Image of nurses' hands at computer keyboard

Clare Medical has created a new artificial intelligence-based diagnostic tool to accurately predict the likelihood of patients requiring admission to a hospital within 30 days.

The data it generates can be deployed to avoid hospital admissions and reduce hospital and emergency room utilization, which are major costs to the healthcare system. 

The platform was built on internal data derived from the company’s EHR, as well as publicly sourced datasets. It uses an advanced form of artificial intelligence that gathers vital pieces of information from a variety of sources contained within a patient’s chart – including provider notes, vital signs, medications, ICD10 coding and laboratory data – to output a probability score. The algorithm has been tested and validated in a variety of settings.

The 30-day risk of hospital admission and readmission are crucial metrics in determining how healthcare organizations and providers are graded. Because of the high costs of hospital admissions, organizations that manage risk appropriately and succeed in reducing hospitalizations are likely to be well-positioned and have significant value in the current healthcare system.

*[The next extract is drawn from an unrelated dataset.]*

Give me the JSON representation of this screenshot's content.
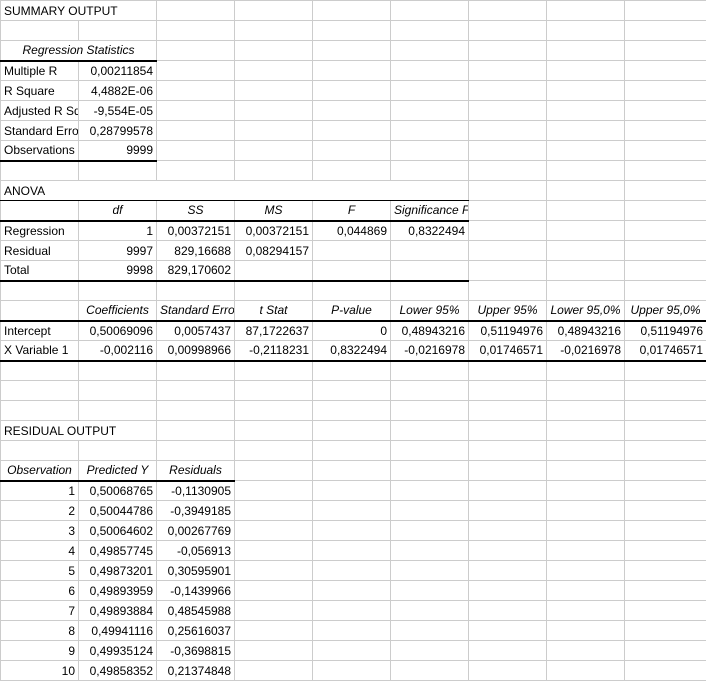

“Although a variety of risk tools have been constructed as general measures of patient health, we don’t know of any that are focused on this specific critical metric, drawing from such a vast data repository, while also relying on a deep learning-based framework that manages to deliver on this level of well-validated performance measures,” said Elie Donath, M.D., one of Clare’s primary care medical directors and project lead.

This is Clare’s first suite of tools expected to provide accurate forecasts, within an error range of 3%. Others in development will tackle a range of clinically meaningful events whose onset can be halted or delayed by early intervention and providing appropriate corrective measures.